This post will describe several common US citizenship situations for the purpose of demonstrating the various differences as to how US citizenship may be derived and how it may be lost.

Ms. X was born in the United States.  She is a US citizen by birth.  Her US citizenship is self-executing and non-consensual.  Her birth certificate is all that is needed to establish her citizenship.

Let’s say she goes to Canada and enters as a landed immigrant.  Her entry into Canada as a landed immigrant is not itself an expatriating act.  Section 349(a)(1) and (2) of the Immigration and Nationality Act provide that swearing an oath of allegiance to a foreign sovereign is an expatriating act if taken with intent to set aside US citizenship.  As soon as Ms. X swears the Canadian citizenship oath before a Canadian Citizenship Court, she will become a Canadian citizen.  If she swears the oath with intent to set aside her US citizenship, she will then complete a Form DS-4079 and establish that she relinquished her US citizen upon becoming a Canadian citizen.  Her oath of allegiance to Canada is sufficient when combined with her statement of intent to extinguish her US citizenship.  However, the mere fact of becoming a landed immigrant is not sufficient as it does not involve the taking of an oath of allegiance and thus, by itself, is not sufficient to expatriate her.

Mr. Y was born in Canada to a Canadian father and a US citizen mother who resided in the US long enough to give her the right to pass on US citizenship to him.  However, his mother takes no steps to register his birth abroad or otherwise assert US citizenship and he has not done so either.  Mr. Y is not a US citizen automatically, that is, his citizenship is not self-executing.  The language in the Section 301(a) states: “The following shall be nationals and citizens of the United States at birth:” [at which point the section lists seven subcategories, including subsection 7 dealing with children born outside the United States “of parents one of whom is an alien, and the other a citizen”].    Most people, including virtually all US lawyers interpret the “shall” to be mean Mr. Y automatically became a US citizen at birth.

However, I believe that “shall” in the context of subsection 7, where one of the child’s parents is not a US citizen and the child has obtained citizenship by birth or heritage of a country other than the United States, to mean that the child has the absolute right to US citizenship upon providing adequate proof of his heritage AND that his US citizen parent meets the residence requirements of the section.

However, Mr. Y’s citizenship is not “self-executing”.  Someone must do something to establish his citizenship.   His mother did not obtain a certificate of registration of birth abroad before Mr. Y turned 18 and cannot now do so.   Mr. Y has not yet sought to assert US citizenship by obtaining proof of same which he would do by obtaining a US passport.  That process would require him to present evidence of his US citizenship.  He is, of course, free to do that at any time he wishes.  However, until he takes some action, his US citizenship in an “inchoate right”, that is, something that he can assert and cannot be taken away from him by the US government.  Clearly, he must be a “citizen” to obtain a passport.  However, being “entitled” to citizenship is not the same as “being” a citizen.  In other words, US citizenship in Mr. Y’s case is not self-executing.

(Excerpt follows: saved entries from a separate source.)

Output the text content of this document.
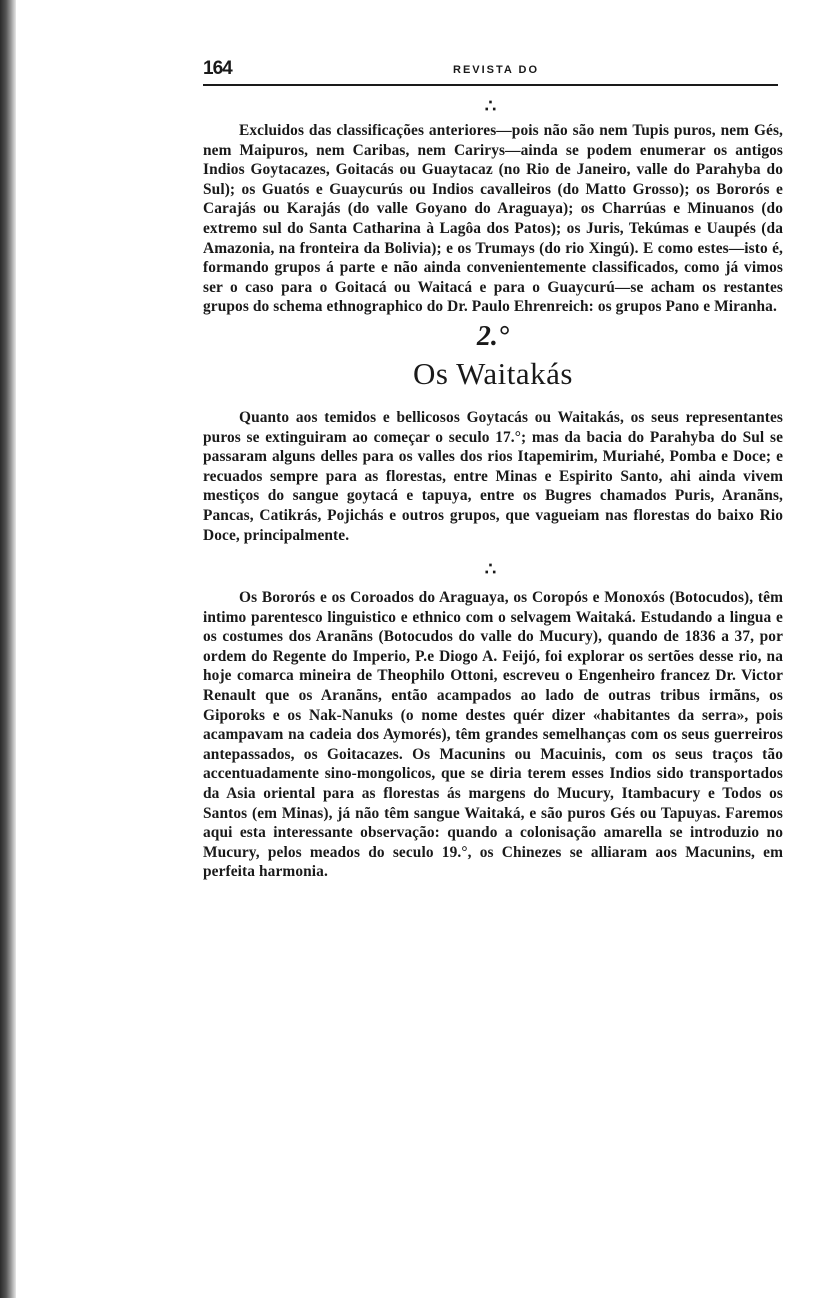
164	REVISTA DO
∴

Excluidos das classificações anteriores—pois não são nem Tupis puros, nem Gés, nem Maipuros, nem Caribas, nem Carirys—ainda se podem enumerar os antigos Indios Goytacazes, Goitacás ou Guaytacaz (no Rio de Janeiro, valle do Parahyba do Sul); os Guatós e Guaycurús ou Indios cavalleiros (do Matto Grosso); os Bororós e Carajás ou Karajás (do valle Goyano do Araguaya); os Charrúas e Minuanos (do extremo sul do Santa Catharina à Lagôa dos Patos); os Juris, Tekúmas e Uaupés (da Amazonia, na fronteira da Bolivia); e os Trumays (do rio Xingú). E como estes—isto é, formando grupos á parte e não ainda convenientemente classificados, como já vimos ser o caso para o Goitacá ou Waitacá e para o Guaycurú—se acham os restantes grupos do schema ethnographico do Dr. Paulo Ehrenreich: os grupos Pano e Miranha.

2.°
Os Waitakás

Quanto aos temidos e bellicosos Goytacás ou Waitakás, os seus representantes puros se extinguiram ao começar o seculo 17.°; mas da bacia do Parahyba do Sul se passaram alguns delles para os valles dos rios Itapemirim, Muriahé, Pomba e Doce; e recuados sempre para as florestas, entre Minas e Espirito Santo, ahi ainda vivem mestiços do sangue goytacá e tapuya, entre os Bugres chamados Puris, Aranãns, Pancas, Catikrás, Pojichás e outros grupos, que vagueiam nas florestas do baixo Rio Doce, principalmente.

∴

Os Bororós e os Coroados do Araguaya, os Coropós e Monoxós (Botocudos), têm intimo parentesco linguistico e ethnico com o selvagem Waitaká. Estudando a lingua e os costumes dos Aranãns (Botocudos do valle do Mucury), quando de 1836 a 37, por ordem do Regente do Imperio, P.e Diogo A. Feijó, foi explorar os sertões desse rio, na hoje comarca mineira de Theophilo Ottoni, escreveu o Engenheiro francez Dr. Victor Renault que os Aranãns, então acampados ao lado de outras tribus irmãns, os Giporoks e os Nak-Nanuks (o nome destes quér dizer «habitantes da serra», pois acampavam na cadeia dos Aymorés), têm grandes semelhanças com os seus guerreiros antepassados, os Goitacazes. Os Macunins ou Macuinis, com os seus traços tão accentuadamente sino-mongolicos, que se diria terem esses Indios sido transportados da Asia oriental para as florestas ás margens do Mucury, Itambacury e Todos os Santos (em Minas), já não têm sangue Waitaká, e são puros Gés ou Tapuyas. Faremos aqui esta interessante observação: quando a colonisação amarella se introduzio no Mucury, pelos meados do seculo 19.°, os Chinezes se alliaram aos Macunins, em perfeita harmonia.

In the absence of any action taken by Mr. Y, the question then turns to whether the US government could force him to obtain a US passport.  Indeed, there is no case in which the US government has forced a person in Mr. Y’s position to obtain a US passport.  Thus, the “automatic” citizenship position fails.  The real question turns on whether US citizenship for those born outside the United States is mandatory.  Clearly, it is not.

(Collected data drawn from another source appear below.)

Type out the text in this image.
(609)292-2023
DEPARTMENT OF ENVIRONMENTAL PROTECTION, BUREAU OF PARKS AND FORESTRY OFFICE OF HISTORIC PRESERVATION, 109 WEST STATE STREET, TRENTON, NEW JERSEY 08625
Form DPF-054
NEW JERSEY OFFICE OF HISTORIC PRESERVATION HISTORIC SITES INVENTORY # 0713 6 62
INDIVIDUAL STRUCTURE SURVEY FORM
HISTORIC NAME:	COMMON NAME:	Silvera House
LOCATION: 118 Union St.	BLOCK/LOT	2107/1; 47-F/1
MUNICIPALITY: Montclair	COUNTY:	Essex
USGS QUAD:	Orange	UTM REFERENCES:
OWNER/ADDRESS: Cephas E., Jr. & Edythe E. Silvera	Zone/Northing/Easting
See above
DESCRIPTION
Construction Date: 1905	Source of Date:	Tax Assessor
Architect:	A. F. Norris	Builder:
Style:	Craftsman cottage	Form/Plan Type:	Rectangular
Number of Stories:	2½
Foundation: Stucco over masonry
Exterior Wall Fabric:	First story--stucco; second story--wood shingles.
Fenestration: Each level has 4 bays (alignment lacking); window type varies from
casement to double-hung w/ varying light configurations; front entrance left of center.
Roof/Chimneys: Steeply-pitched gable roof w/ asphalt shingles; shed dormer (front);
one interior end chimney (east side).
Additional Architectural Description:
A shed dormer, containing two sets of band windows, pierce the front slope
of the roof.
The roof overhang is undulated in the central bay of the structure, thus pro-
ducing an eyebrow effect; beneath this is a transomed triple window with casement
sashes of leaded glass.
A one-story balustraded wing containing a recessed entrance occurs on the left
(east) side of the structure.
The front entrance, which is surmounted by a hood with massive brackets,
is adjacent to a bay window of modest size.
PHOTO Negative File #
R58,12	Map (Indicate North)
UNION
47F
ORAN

As a practical matter, Mr. Y has nothing in his official citizenship file in the United States.  His Canadian passport indicates a place of birth in Canada.  Thus, there is no outward evidence that he is a US citizen and, in the absence of obtaining a US passport, nothing to identify him as a US citizen.  Both as a legal and practical matter, Mr. Y is not a US citizen and is not identifiable as a US citizen.  He may, of course, choose to apply for a US passport and will undoubtedly obtain one should he do so.